The Classical selections are from Plato, Aristotle, and Plotinus.
Plato
Plato explored two fundamental aspects of imitation in Book X of the Republic. The first topic concerns the nature of imitation itself. Plato approached this point analytically and logically.
The analysis of imitation as a concept results in a threefold distinction in reality. The singular form is original, so whatever follows from it is imitation. But "imitation" itself requires a distinction. Given the existence of anything, an observer can discern both its unity or commonality as a type or kind of thing, and its diversity as a multiple instance of that thing. Each bed and tree is at least numerically distinct.
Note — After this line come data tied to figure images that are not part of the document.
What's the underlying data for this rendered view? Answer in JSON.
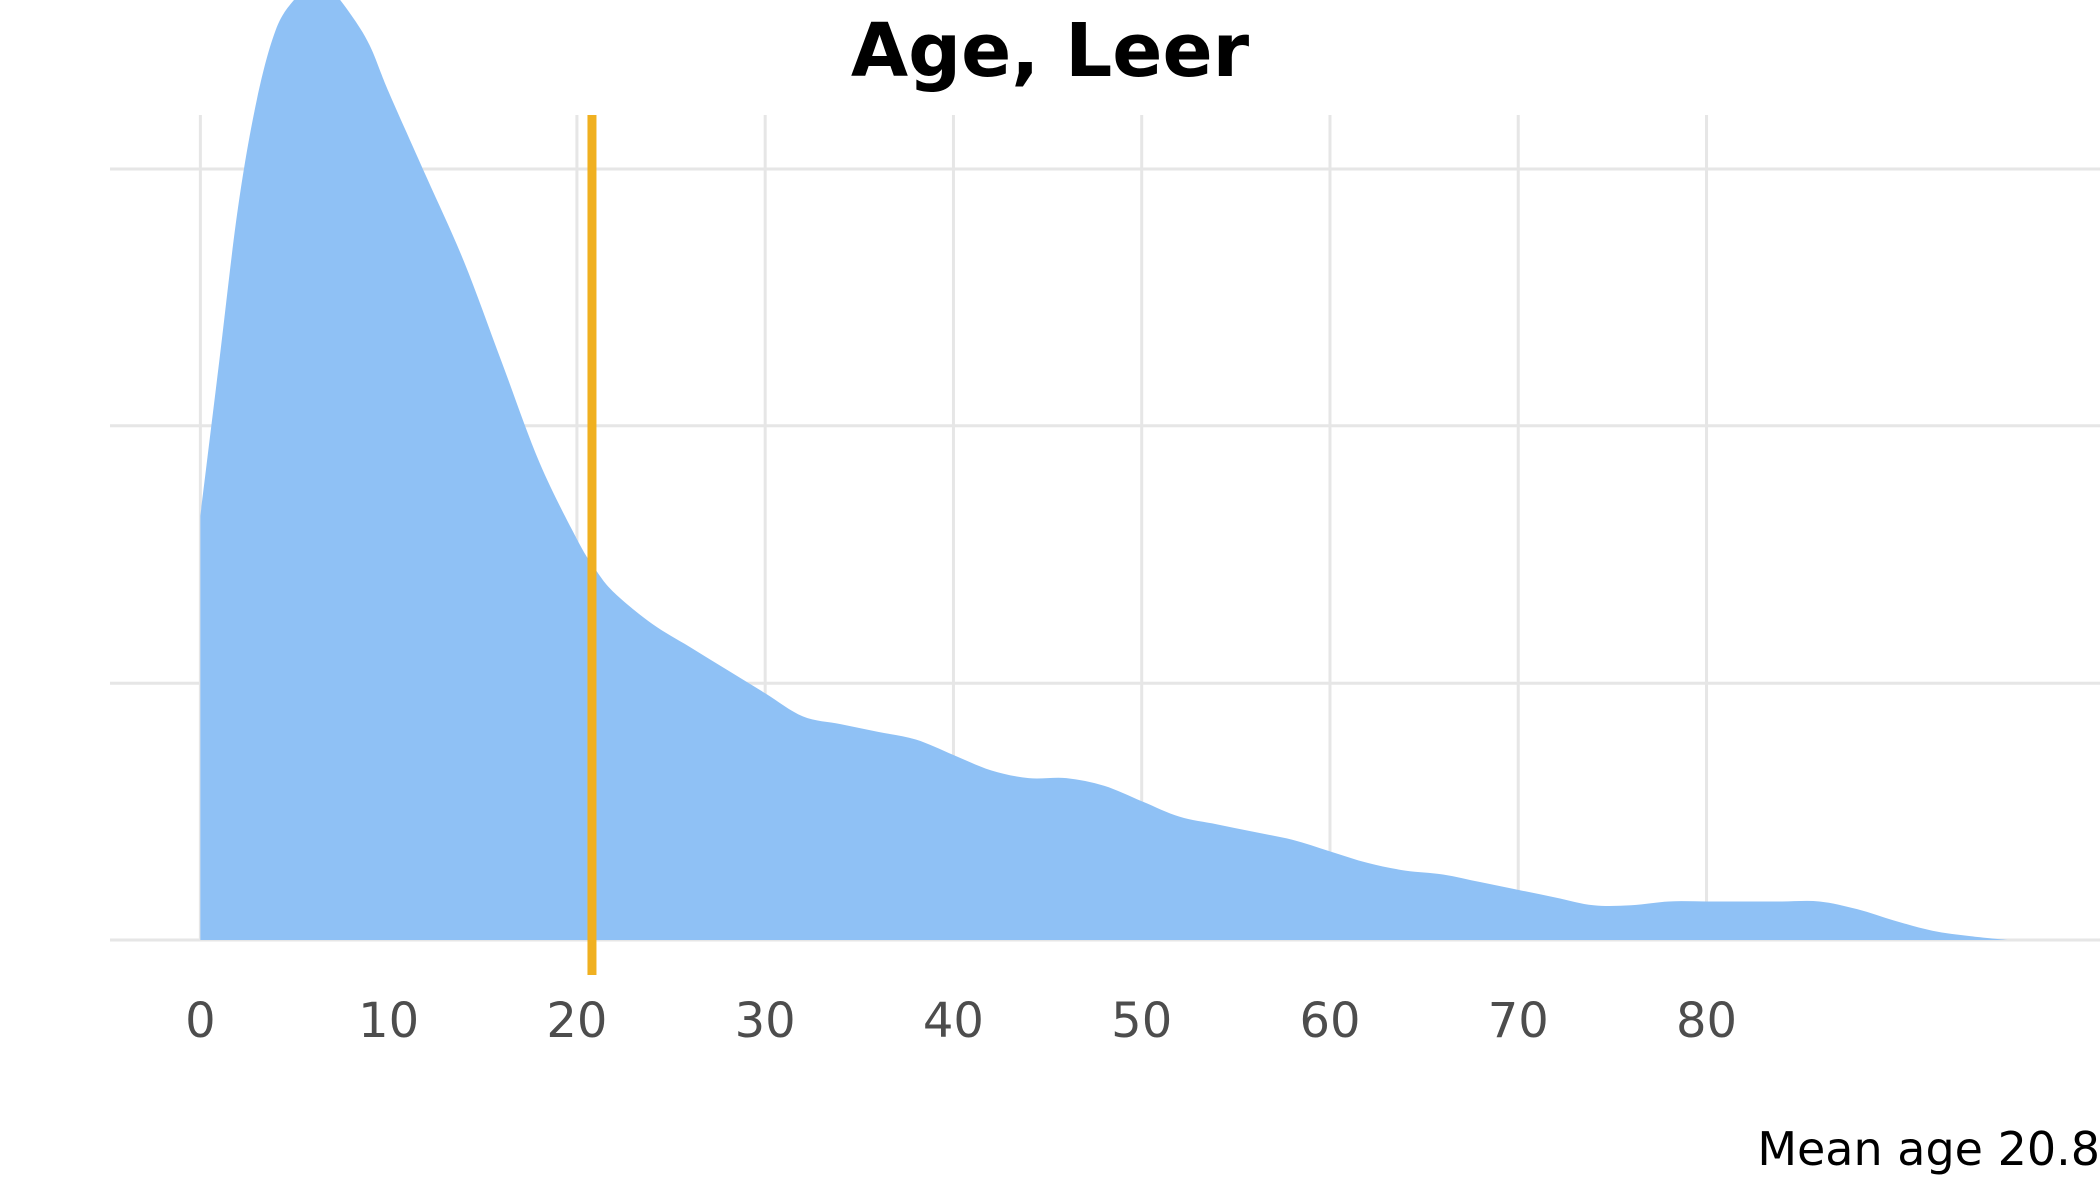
{
  "chart_data": {
    "type": "area",
    "title": "Age, Leer",
    "caption": "Mean age 20.8",
    "xlabel": "",
    "ylabel": "",
    "xlim": [
      -4.8,
      100.9
    ],
    "ylim": [
      0,
      1.07
    ],
    "x_ticks": [
      0,
      10,
      20,
      30,
      40,
      50,
      60,
      70,
      80
    ],
    "x_tick_labels": [
      "0",
      "10",
      "20",
      "30",
      "40",
      "50",
      "60",
      "70",
      "80"
    ],
    "y_gridlines": [
      0,
      0.333,
      0.667,
      1.0
    ],
    "grid": true,
    "fill_color": "#8fc1f5",
    "mean_line": {
      "x": 20.8,
      "color": "#f0b020"
    },
    "density": {
      "x": [
        0,
        1,
        2,
        3,
        4,
        5,
        6,
        7,
        8,
        9,
        10,
        12,
        14,
        16,
        18,
        20,
        21,
        22,
        24,
        26,
        28,
        30,
        32,
        34,
        36,
        38,
        40,
        42,
        44,
        46,
        48,
        50,
        52,
        54,
        56,
        58,
        60,
        62,
        64,
        66,
        68,
        70,
        72,
        74,
        76,
        78,
        80,
        82,
        84,
        86,
        88,
        90,
        92,
        94,
        96
      ],
      "y": [
        0.55,
        0.75,
        0.95,
        1.09,
        1.18,
        1.22,
        1.24,
        1.23,
        1.2,
        1.16,
        1.1,
        0.99,
        0.88,
        0.75,
        0.62,
        0.52,
        0.48,
        0.45,
        0.41,
        0.38,
        0.35,
        0.32,
        0.29,
        0.28,
        0.27,
        0.26,
        0.24,
        0.22,
        0.21,
        0.21,
        0.2,
        0.18,
        0.16,
        0.15,
        0.14,
        0.13,
        0.115,
        0.1,
        0.09,
        0.085,
        0.075,
        0.065,
        0.055,
        0.045,
        0.045,
        0.05,
        0.05,
        0.05,
        0.05,
        0.05,
        0.04,
        0.025,
        0.012,
        0.005,
        0.0
      ]
    }
  }
}
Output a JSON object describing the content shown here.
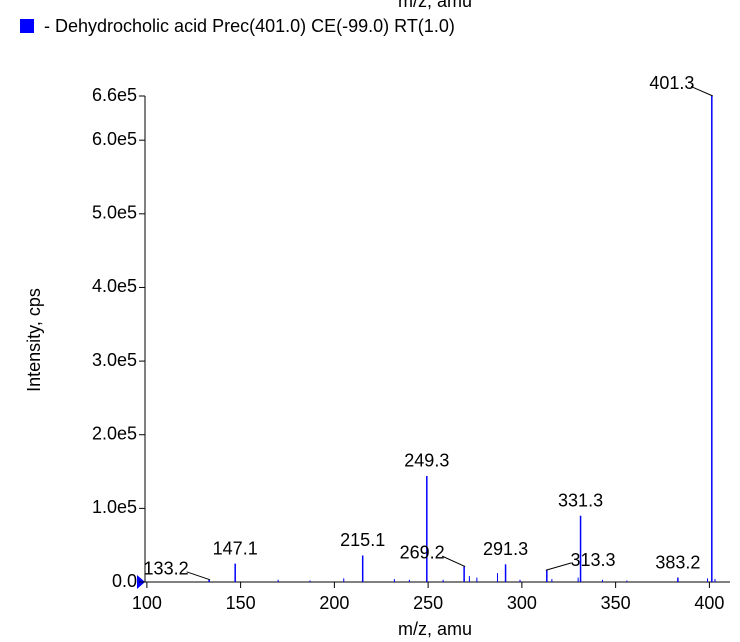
{
  "chart_data": {
    "type": "stem",
    "legend": "- Dehydrocholic acid Prec(401.0) CE(-99.0) RT(1.0)",
    "xlabel": "m/z, amu",
    "ylabel": "Intensity, cps",
    "color": "#0000ff",
    "xlim": [
      99,
      411
    ],
    "xticks": [
      100,
      150,
      200,
      250,
      300,
      350,
      400
    ],
    "ylim": [
      0,
      660000
    ],
    "yticks": [
      {
        "value": 0,
        "label": "0.0"
      },
      {
        "value": 100000,
        "label": "1.0e5"
      },
      {
        "value": 200000,
        "label": "2.0e5"
      },
      {
        "value": 300000,
        "label": "3.0e5"
      },
      {
        "value": 400000,
        "label": "4.0e5"
      },
      {
        "value": 500000,
        "label": "5.0e5"
      },
      {
        "value": 600000,
        "label": "6.0e5"
      },
      {
        "value": 660000,
        "label": "6.6e5"
      }
    ],
    "peaks": {
      "x": [
        133.2,
        147.1,
        215.1,
        249.3,
        269.2,
        291.3,
        313.3,
        331.3,
        383.2,
        401.3
      ],
      "values": [
        3000,
        25000,
        36000,
        144000,
        21000,
        24000,
        16000,
        90000,
        6000,
        660000
      ]
    },
    "minor_peaks": {
      "x": [
        170,
        187,
        205,
        232,
        240,
        258,
        272,
        276,
        287,
        299,
        316,
        330,
        343,
        356,
        399,
        403
      ],
      "values": [
        3000,
        2000,
        5000,
        4000,
        3000,
        3000,
        8000,
        6000,
        12000,
        3000,
        4000,
        6000,
        3000,
        2000,
        5000,
        4000
      ]
    }
  }
}
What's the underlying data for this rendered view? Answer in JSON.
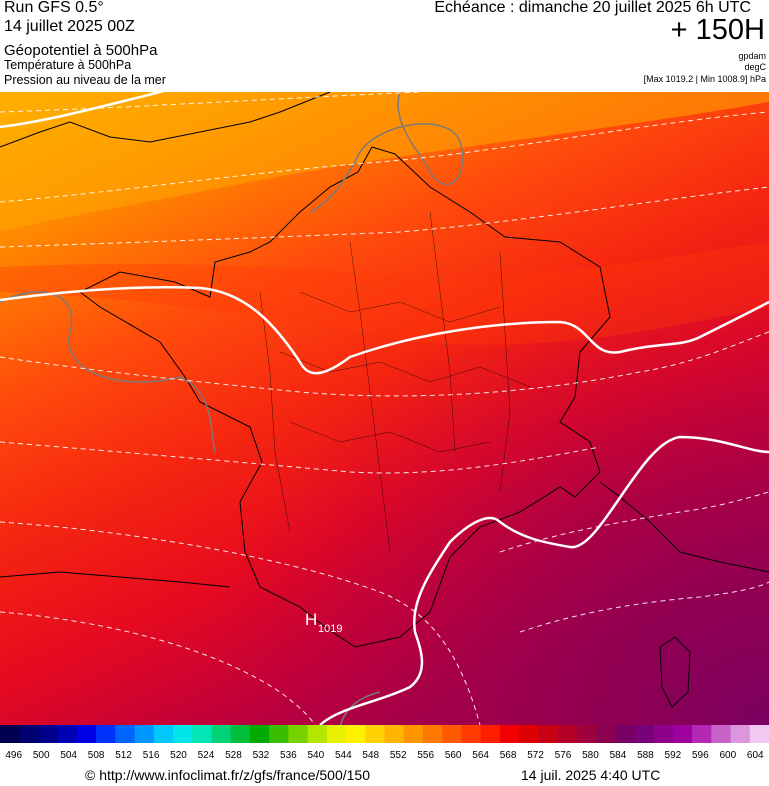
{
  "header": {
    "model": "Run GFS 0.5°",
    "run": "14 juillet 2025 00Z",
    "field1": "Géopotentiel à 500hPa",
    "field2": "Température à 500hPa",
    "field3": "Pression au niveau de la mer",
    "echeance": "Echéance : dimanche 20 juillet 2025 6h UTC",
    "lead": "+ 150H",
    "unit1": "gpdam",
    "unit2": "degC",
    "maxmin": "[Max 1019.2 | Min 1008.9] hPa"
  },
  "map": {
    "high_marker": "H",
    "high_value": "1019",
    "colors": {
      "north": "#ffb000",
      "mid": "#ff3010",
      "south": "#e3002a",
      "southeast": "#8c005a",
      "contour_isobar": "#ffffff",
      "borders": "#000000"
    }
  },
  "color_scale": {
    "labels": [
      "496",
      "500",
      "504",
      "508",
      "512",
      "516",
      "520",
      "524",
      "528",
      "532",
      "536",
      "540",
      "544",
      "548",
      "552",
      "556",
      "560",
      "564",
      "568",
      "572",
      "576",
      "580",
      "584",
      "588",
      "592",
      "596",
      "600",
      "604"
    ],
    "colors": [
      "#000050",
      "#00006e",
      "#00008c",
      "#0000b4",
      "#0000e6",
      "#0032ff",
      "#0064ff",
      "#0096ff",
      "#00c8ff",
      "#00e6e6",
      "#00e6b4",
      "#00d278",
      "#00be3c",
      "#00aa00",
      "#3cbe00",
      "#78d200",
      "#b4e600",
      "#e6f000",
      "#fff000",
      "#ffd200",
      "#ffb400",
      "#ff9600",
      "#ff7800",
      "#ff5a00",
      "#ff3c00",
      "#ff1e00",
      "#f00000",
      "#dc0000",
      "#c80014",
      "#b40028",
      "#a0003c",
      "#8c0050",
      "#780064",
      "#780078",
      "#8c008c",
      "#a000a0",
      "#b428b4",
      "#c864c8",
      "#dc96dc",
      "#f0c8f0"
    ]
  },
  "footer": {
    "url": "© http://www.infoclimat.fr/z/gfs/france/500/150",
    "timestamp": "14 juil. 2025  4:40 UTC"
  }
}
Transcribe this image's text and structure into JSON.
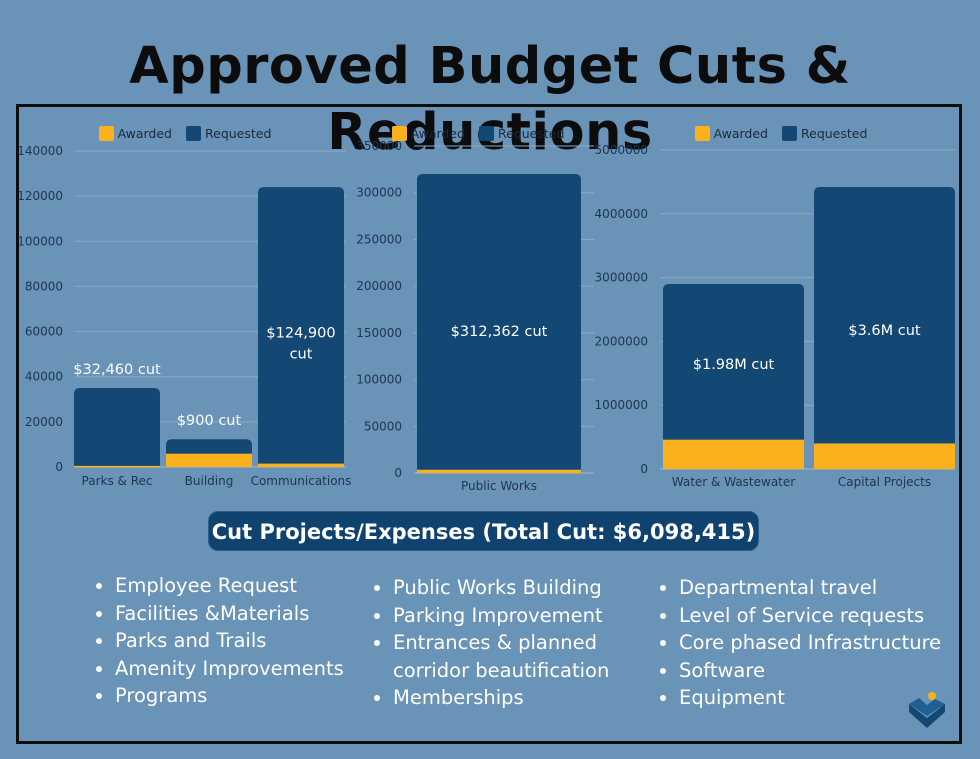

Yet all beds are identifiable as beds and are different from trees. Logically, Plato argues, there must be a single ideal form that accounts for the unity. Try to imagine two such forms. This argument assigns priority to the single form, which must come first logically.
The bed that can be slept in differs from the bed made by holding up a mirror. So if the actual beds are imitations, then images and pictures in turn imitate them. Images and pictures are only imitations of imitations. But the concept of imitation that has emerged is dialectical. "Dialectical" means that we know something in relation to something else; the term designates the relation. The chair in which I sit is at once an imitation in relation to its form and an original in relation to a picture. When the term "imitation" is applied to some thing, it establishes a hierarchy of forms. Within that concrete world, a secondary class of objects depends on already existing things and thus forms a class of imitations of imitations.
Plato distinguished in a fundamental way between appearance and reality. The reality that he is exploring at this point is between the first- and second-order imitations. Second-order imitations appear to be like first-order imitations and may even be taken for them. Classical literature is full of stories of paintings so like their subjects that they deceive animals and even other painters. Such effects are obviously only one mode of painting, but they illustrate in the strongest way the inherent deception involved in making one thing in an imitative relation with another. Once a fundamental hierarchy is established, the more levels of imitation that intervene, the farther the last imitation is from the original.